Portrait : la jeunesse kabyle, entre héritage et invention
Originaire de Kabylie, Zina a grandi dans une culture où la voix constitue un lien social autant qu’un art. L’oreille formée par la poésie chantée, elle s’approprie ce répertoire avec fraîcheur sans renoncer à l’exigence. On perçoit son aisance dans les courbes mélodiques, sa compréhension des modes et son souci du texte. À 16 ans, son instinct de juste mesure frappe : ne pas sur-chanter, préserver la ligne mélodique, laisser la chanson raconter. Cette sobriété expressive est sa signature.
Au-delà de la technique, c’est une attitude : regard franc, gestes économes, écoute de l’orchestre. Tout concourt à un sentiment d’évidence. Dans un paysage où l’instantané attire, Zina privilégie la construction, l’endurance et la cohérence.

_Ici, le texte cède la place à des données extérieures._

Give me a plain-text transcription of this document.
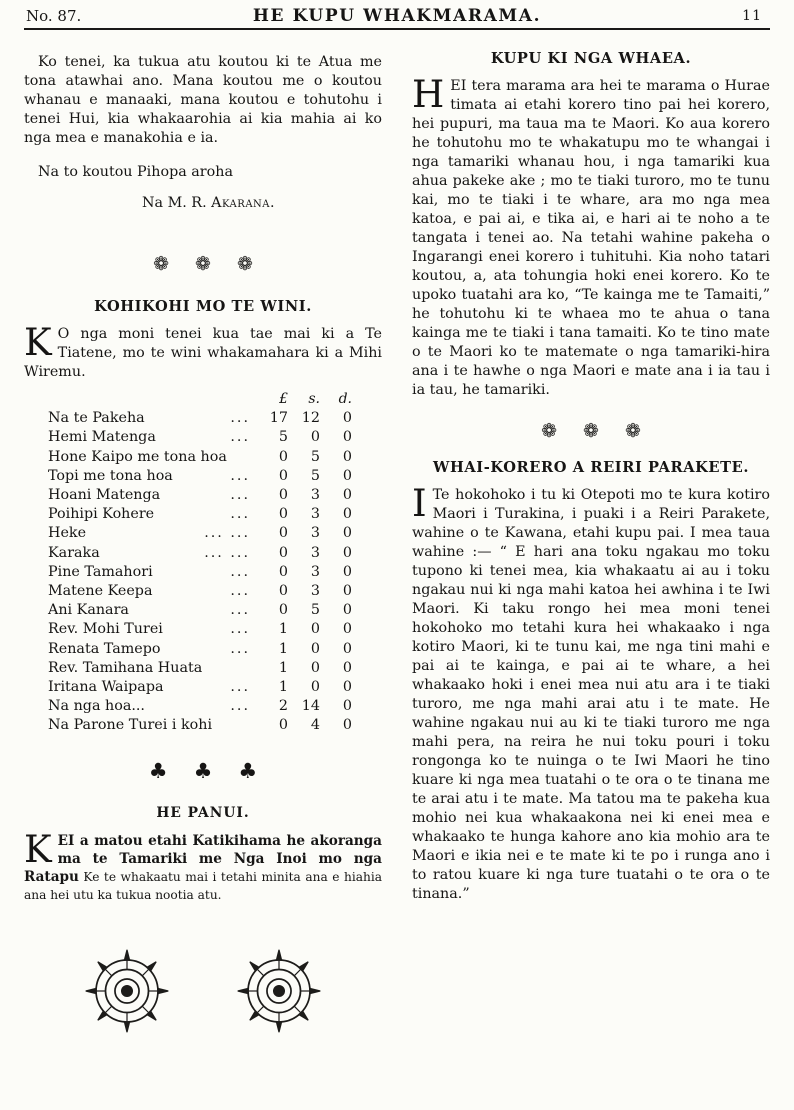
No. 87.	HE KUPU WHAKMARAMA.	11

Ko tenei, ka tukua atu koutou ki te Atua me tona atawhai ano. Mana koutou me o koutou whanau e manaaki, mana koutou e tohutohu i tenei Hui, kia whakaarohia ai kia mahia ai ko nga mea e manakohia e ia.

Na to koutou Pihopa aroha

Na M. R. Akarana.

❁ ❁ ❁
KOHIKOHI MO TE WINI.

K O nga moni tenei kua tae mai ki a Te Tiatene, mo te wini whakamahara ki a Mihi Wiremu.

	£	s.	d.
Na te Pakeha ...	17	12	0
Hemi Matenga ...	5	0	0
Hone Kaipo me tona hoa	0	5	0
Topi me tona hoa ...	0	5	0
Hoani Matenga ...	0	3	0
Poihipi Kohere ...	0	3	0
Heke ... ...	0	3	0
Karaka ... ...	0	3	0
Pine Tamahori ...	0	3	0
Matene Keepa ...	0	3	0
Ani Kanara ...	0	5	0
Rev. Mohi Turei ...	1	0	0
Renata Tamepo ...	1	0	0
Rev. Tamihana Huata	1	0	0
Iritana Waipapa ...	1	0	0
Na nga hoa... ...	2	14	0
Na Parone Turei i kohi	0	4	0
♣ ♣ ♣
HE PANUI.

KEI a matou etahi Katikihama he akoranga ma te Tamariki me Nga Inoi mo nga Ratapu Ke te whakaatu mai i tetahi minita ana e hiahia ana hei utu ka tukua nootia atu.

KUPU KI NGA WHAEA.

HEI tera marama ara hei te marama o Hurae timata ai etahi korero tino pai hei korero, hei pupuri, ma taua ma te Maori. Ko aua korero he tohutohu mo te whakatupu mo te whangai i nga tamariki whanau hou, i nga tamariki kua ahua pakeke ake ; mo te tiaki turoro, mo te tunu kai, mo te tiaki i te whare, ara mo nga mea katoa, e pai ai, e tika ai, e hari ai te noho a te tangata i tenei ao. Na tetahi wahine pakeha o Ingarangi enei korero i tuhituhi. Kia noho tatari koutou, a, ata tohungia hoki enei korero. Ko te upoko tuatahi ara ko, “Te kainga me te Tamaiti,” he tohutohu ki te whaea mo te ahua o tana kainga me te tiaki i tana tamaiti. Ko te tino mate o te Maori ko te matemate o nga tamariki-hira ana i te hawhe o nga Maori e mate ana i ia tau i ia tau, he tamariki.

❁ ❁ ❁
WHAI-KORERO A REIRI PARAKETE.

I Te hokohoko i tu ki Otepoti mo te kura kotiro Maori i Turakina, i puaki i a Reiri Parakete, wahine o te Kawana, etahi kupu pai. I mea taua wahine :— “ E hari ana toku ngakau mo toku tupono ki tenei mea, kia whakaatu ai au i toku ngakau nui ki nga mahi katoa hei awhina i te Iwi Maori. Ki taku rongo hei mea moni tenei hokohoko mo tetahi kura hei whakaako i nga kotiro Maori, ki te tunu kai, me nga tini mahi e pai ai te kainga, e pai ai te whare, a hei whakaako hoki i enei mea nui atu ara i te tiaki turoro, me nga mahi arai atu i te mate. He wahine ngakau nui au ki te tiaki turoro me nga mahi pera, na reira he nui toku pouri i toku rongonga ko te nuinga o te Iwi Maori he tino kuare ki nga mea tuatahi o te ora o te tinana me te arai atu i te mate. Ma tatou ma te pakeha kua mohio nei kua whakaakona nei ki enei mea e whakaako te hunga kahore ano kia mohio ara te Maori e ikia nei e te mate ki te po i runga ano i to ratou kuare ki nga ture tuatahi o te ora o te tinana.”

Une finale en grand apparat : quand le chant rencontre l’art de paraître
L’autre vedette de la soirée fut l’élégance. Les finalistes, habillés par Karim Akrouf, ont offert un véritable défilé de patrimoine : broderies, drapés, silhouettes revisitées, palette maîtrisée. Loin d’un simple ornement, le vêtement a raconté le pays autant que les mélodies. Sous une lumière ambrée, les coupes traditionnelles ont dialogué avec une scénographie moderne, affirmant que le passé n’est pas un refuge mais un tremplin.
Ce parti pris visuel a donné une signature au show : pas seulement un concours de voix, mais une célébration culturelle totale, où musique, costume et geste composent un tableau harmonieux.

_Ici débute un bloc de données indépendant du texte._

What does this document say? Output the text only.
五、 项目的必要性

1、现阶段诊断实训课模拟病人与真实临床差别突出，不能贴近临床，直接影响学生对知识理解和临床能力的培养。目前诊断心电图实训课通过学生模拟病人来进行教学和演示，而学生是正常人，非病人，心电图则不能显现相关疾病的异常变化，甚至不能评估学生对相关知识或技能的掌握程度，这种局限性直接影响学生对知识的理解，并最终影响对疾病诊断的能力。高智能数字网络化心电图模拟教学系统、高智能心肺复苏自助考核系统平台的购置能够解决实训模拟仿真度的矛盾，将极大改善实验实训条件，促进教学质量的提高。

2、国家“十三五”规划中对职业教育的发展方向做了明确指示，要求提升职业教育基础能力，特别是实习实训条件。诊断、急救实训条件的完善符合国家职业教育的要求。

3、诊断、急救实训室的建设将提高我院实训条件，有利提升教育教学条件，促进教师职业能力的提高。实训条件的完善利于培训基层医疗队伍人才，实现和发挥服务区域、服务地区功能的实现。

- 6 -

Ismahane Menacer et Imed Guenawa : des concurrents à saluer
La victoire de Zina n’efface pas l’excellence d’Ismahane Menacer et d’Imed Guenawa. Ismahane s’est distinguée par une projection claire, un grain lumineux et une belle intelligence de scène. Sa reprise de “Zinek Hawelni” de Houcine Lasnami a montré une assise stylistique solide. Imed, lui, a séduit par sa chaleur et sa sincérité, avec un timbre légèrement voilé qui accroche l’oreille et promet de beaux développements en studio comme en live.
Cette finale raconte une promotion solide : trois univers, trois tempéraments, une même exigence. L’avenir dépendra désormais du choix des répertoires, des collaborations et de la capacité de chacun à affirmer son identité.
Le moment symbole : l’hommage par la filiation
Parmi les images fortes, celle de Zina entourée de deux légendes, Lounis Aït Menguellet et Marcel Khalifé, s’est imposée. Le micro tendu, trois générations réunies, un pacte tacite : recevoir, transmettre, élever. Pour une artiste de seize ans, cet instant est une bénédiction scénique et une responsabilité artistique.
Alhan wa Chabab : l’école et la scène
La force d’Alhan wa Chabab tient à son double ADN : l’école et la scène. Le programme forme, cadre et corrige, tout en offrant le choc du direct. On y apprend la respiration, la pose du son, l’écoute avec l’orchestre, mais aussi la discipline : répéter, recommencer, affiner. Cette saison l’a rappelé : l’émission demeure un accélérateur de maturation, un lieu où l’on comprend qu’il ne suffit pas de chanter ; il faut interpréter, penser et construire.
Le format enchaîne primes hebdomadaires, défis de style, duos, répertoires patrimoniaux et contemporains. Ce panachage, loin d’être décoratif, est pédagogique : il mesure la plasticité des voix, teste la mémoire musicale et oblige chaque candidat à trouver sa couleur.
Pourquoi Zina a gagné
Premièrement, une signature vocale : un timbre reconnaissable, souple, capable d’émotion sans sacrifier l’exactitude. Deuxièmement, une culture du texte : elle respecte le sens, place les accents, porte les mots. Troisièmement, un calme scénique magnétique : Zina s’ancre, regarde, respire, et la caméra la suit. Quatrièmement, une cohérence esthétique : répertoire, posture et mise en scène racontent la même histoire.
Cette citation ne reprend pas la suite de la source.